After graduation, Brink-Chaney went to Western Michigan University where she earned two master’s degrees — one in vision rehabilitation therapy and the other in vocational rehabilitation patient counseling with an emphasis on blindness. She works full-time at Visually Impaired Services at the University Health Center of Detroit Receiving Hospital as a certified vision rehabilitation therapist and a certified assistive technology instructional specialist.
While pursuing her career, she spent much of her leisure time knitting, and today, modern technology has enabled her to be even more creative.
“Right now,” she said, “I’m working on a baby afghan. It’s a pattern from a knitting book I bought a long time ago that’s in Braille. They did it all in one color. It’s called ‘Feather and Fan.’ I do four rows in one color and four rows in another. I had somebody tell me what colors they wanted and I went online to buy the yarn. All my devices — tablets, computers (etc.) — that I use have accessibility features on them so that they’ll read the screen to me. I’ve had computers since the ’90s. They have screen-reading software which changes from year to year to keep up-to-date.”
Her “only concept” of color is that “dark colors take in light, and light colors reflect it.” She selects yarn in stores with the help of salespeople, and when using multiple colors, she identifies them by, for example, leaving one in the wrapper, winding one into a ball, and putting one in a zip plastic bag. She also relies on an app called “Be My Eyes.” She said, “You just have to say you’re visually impaired. It’s (available) 24 hours a day.” Volunteers see you on the other end, and “they tell you what you need to know.”
Once a member of the Royal Oak Knitters Guild, Brink-Chaney doesn’t always follow patterns. That would be far too easy for someone with her will and determination.
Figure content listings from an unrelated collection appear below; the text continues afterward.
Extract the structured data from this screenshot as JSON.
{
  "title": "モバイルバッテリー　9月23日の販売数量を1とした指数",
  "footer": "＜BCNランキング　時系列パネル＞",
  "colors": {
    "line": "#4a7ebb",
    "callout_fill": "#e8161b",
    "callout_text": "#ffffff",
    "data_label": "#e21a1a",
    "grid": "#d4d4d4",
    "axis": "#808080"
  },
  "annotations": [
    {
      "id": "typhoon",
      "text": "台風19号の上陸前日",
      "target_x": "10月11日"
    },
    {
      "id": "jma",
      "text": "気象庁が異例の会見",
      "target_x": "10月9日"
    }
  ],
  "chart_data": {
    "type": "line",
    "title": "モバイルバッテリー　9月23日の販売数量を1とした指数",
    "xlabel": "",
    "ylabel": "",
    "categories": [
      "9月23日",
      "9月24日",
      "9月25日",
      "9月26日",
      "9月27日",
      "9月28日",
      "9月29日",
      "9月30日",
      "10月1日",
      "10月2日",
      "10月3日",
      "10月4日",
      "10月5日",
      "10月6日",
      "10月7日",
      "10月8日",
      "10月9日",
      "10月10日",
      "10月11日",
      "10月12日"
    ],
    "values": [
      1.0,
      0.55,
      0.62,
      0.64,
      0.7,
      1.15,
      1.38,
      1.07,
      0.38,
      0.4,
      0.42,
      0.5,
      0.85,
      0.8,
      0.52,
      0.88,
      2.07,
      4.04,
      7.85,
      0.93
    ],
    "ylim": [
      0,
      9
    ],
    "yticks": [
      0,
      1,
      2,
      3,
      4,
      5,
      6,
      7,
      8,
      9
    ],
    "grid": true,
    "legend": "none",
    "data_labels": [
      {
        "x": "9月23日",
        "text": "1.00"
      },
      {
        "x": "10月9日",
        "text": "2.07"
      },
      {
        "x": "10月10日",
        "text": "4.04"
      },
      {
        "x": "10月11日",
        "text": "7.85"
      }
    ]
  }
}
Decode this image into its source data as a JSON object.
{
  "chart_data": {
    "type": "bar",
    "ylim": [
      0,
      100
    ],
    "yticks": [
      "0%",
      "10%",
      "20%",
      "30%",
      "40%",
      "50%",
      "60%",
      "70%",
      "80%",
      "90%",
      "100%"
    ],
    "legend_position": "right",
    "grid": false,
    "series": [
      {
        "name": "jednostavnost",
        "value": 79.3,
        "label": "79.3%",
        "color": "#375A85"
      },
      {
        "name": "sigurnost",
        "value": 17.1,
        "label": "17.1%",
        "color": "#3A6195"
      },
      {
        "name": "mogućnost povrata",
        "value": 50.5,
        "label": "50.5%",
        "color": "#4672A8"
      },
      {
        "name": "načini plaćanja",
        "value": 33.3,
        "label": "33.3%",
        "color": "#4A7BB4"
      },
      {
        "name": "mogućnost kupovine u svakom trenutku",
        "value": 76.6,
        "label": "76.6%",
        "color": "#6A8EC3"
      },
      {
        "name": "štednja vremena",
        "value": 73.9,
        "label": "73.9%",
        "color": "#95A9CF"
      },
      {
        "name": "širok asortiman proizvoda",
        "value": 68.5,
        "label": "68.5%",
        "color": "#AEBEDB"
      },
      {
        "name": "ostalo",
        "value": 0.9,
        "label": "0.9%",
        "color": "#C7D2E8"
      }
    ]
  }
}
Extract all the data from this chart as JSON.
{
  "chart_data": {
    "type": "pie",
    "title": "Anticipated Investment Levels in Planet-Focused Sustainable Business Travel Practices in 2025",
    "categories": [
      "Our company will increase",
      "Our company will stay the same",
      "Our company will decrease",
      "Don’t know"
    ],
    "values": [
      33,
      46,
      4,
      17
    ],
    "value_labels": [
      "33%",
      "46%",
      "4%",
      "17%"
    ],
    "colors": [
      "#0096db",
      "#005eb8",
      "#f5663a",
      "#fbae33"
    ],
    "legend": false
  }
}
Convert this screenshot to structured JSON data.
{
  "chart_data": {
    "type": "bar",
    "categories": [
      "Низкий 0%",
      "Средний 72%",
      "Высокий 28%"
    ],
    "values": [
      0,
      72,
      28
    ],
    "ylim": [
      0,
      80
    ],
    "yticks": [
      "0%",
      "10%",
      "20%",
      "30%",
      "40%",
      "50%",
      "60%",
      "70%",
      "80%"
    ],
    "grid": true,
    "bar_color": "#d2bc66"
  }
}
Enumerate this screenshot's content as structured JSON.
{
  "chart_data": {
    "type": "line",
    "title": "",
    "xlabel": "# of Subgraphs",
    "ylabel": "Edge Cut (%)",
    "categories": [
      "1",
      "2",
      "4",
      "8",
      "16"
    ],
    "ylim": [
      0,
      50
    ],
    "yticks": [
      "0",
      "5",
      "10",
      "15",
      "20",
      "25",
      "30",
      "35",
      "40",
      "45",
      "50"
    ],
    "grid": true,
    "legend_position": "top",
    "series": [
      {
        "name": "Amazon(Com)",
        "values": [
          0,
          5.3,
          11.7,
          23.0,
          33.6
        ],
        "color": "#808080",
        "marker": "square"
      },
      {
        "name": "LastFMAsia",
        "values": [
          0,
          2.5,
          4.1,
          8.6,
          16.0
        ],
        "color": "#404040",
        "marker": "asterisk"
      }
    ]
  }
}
She sometimes designs knitwear, like the seed-stitch sweater she made for herself. She’s even knitted clothes for Goodfellows dolls. “I measured the dolls and made dresses for them that I designed.”
And did I mention she crochets? “I had about four people try to teach me the first stitch — the slip stitch,” she said. “My sister finally got me to understand what that was. Once I started, I just used directions in the book for stitches. I probably started in my 30s. The first thing I made was kind of dumb. I made a mouse puppet, but I never felt real comfortable with crocheting. I think it’s what you learn first. I prefer knitting, probably because I’ve done it all my life.” She does, however, use crocheting for edgings.
When she’s not knitting, Brink-Chaney enjoys cooking, playing the piano and singing in the choir at First Presbyterian Church of Birmingham, where she and her husband, Terry Chaney, are members.